House construction in Auckland is not keeping up with the city's population growth but one economist thinks the required building lift will happen.
Westpac Bank says over the last five years 13,640 too few dwellings were built in Auckland and more 9169 houses need to be built per year to meet new demand.
That's a 53 percent increase on what was built in the last year, where only 5986 houses were constructed.
Westpac chief economist Dominick Stephens says Auckland has been underbuilding since 2008 and the number of people per house has been rising.

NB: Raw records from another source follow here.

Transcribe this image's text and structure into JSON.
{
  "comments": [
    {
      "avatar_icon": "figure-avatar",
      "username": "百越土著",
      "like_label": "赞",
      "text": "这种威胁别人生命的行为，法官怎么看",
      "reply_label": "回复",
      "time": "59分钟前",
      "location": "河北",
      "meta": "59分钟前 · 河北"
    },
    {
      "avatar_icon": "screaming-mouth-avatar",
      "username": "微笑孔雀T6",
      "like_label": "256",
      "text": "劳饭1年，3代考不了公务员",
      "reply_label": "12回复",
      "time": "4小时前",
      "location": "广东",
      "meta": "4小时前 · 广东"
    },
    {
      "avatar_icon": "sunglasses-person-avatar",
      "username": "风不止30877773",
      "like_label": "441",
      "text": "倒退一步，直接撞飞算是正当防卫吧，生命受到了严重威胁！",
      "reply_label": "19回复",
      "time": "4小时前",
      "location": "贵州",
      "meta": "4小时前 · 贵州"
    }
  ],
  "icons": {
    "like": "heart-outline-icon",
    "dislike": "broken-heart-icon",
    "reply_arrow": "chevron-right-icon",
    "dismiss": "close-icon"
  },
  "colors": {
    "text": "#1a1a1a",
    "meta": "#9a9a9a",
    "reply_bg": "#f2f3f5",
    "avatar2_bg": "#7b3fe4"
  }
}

He says it is now higher than it was in the late 1990s.
Mr Stephen believes the underbuild is partly due to the global financial crisis and subsequent recession where many property developers became insolvent, which has left the some in the sector cautious.
However, he believes the required lift in construction activity in Auckland will happen with the price signals there to make it worthwhile for developers to undertake more work.
Mr Stephens says, as well, the stop start recovery since the GFC is s on the wane and as greater economic certainty builds people will feel confident to build.
"Finally, I think the uncertainty over amalgamating those seven cities into one supercity is perhaps holding people back and again, there's a slightly better degree of certainty now than some time ago."
Asked about rising interest rates, Mr Stephens said he felt they would put something of a brake on activity via a slow-down in the rate of house price inflation.
"But I do think the house price signal out there now is quite emphatic and ... the construction industry really is ramping up at a quite a pace at the moment."
Mr Stephens says Wellington and Nelson/Tasman are the other two regions where there is an undersupply of residential building.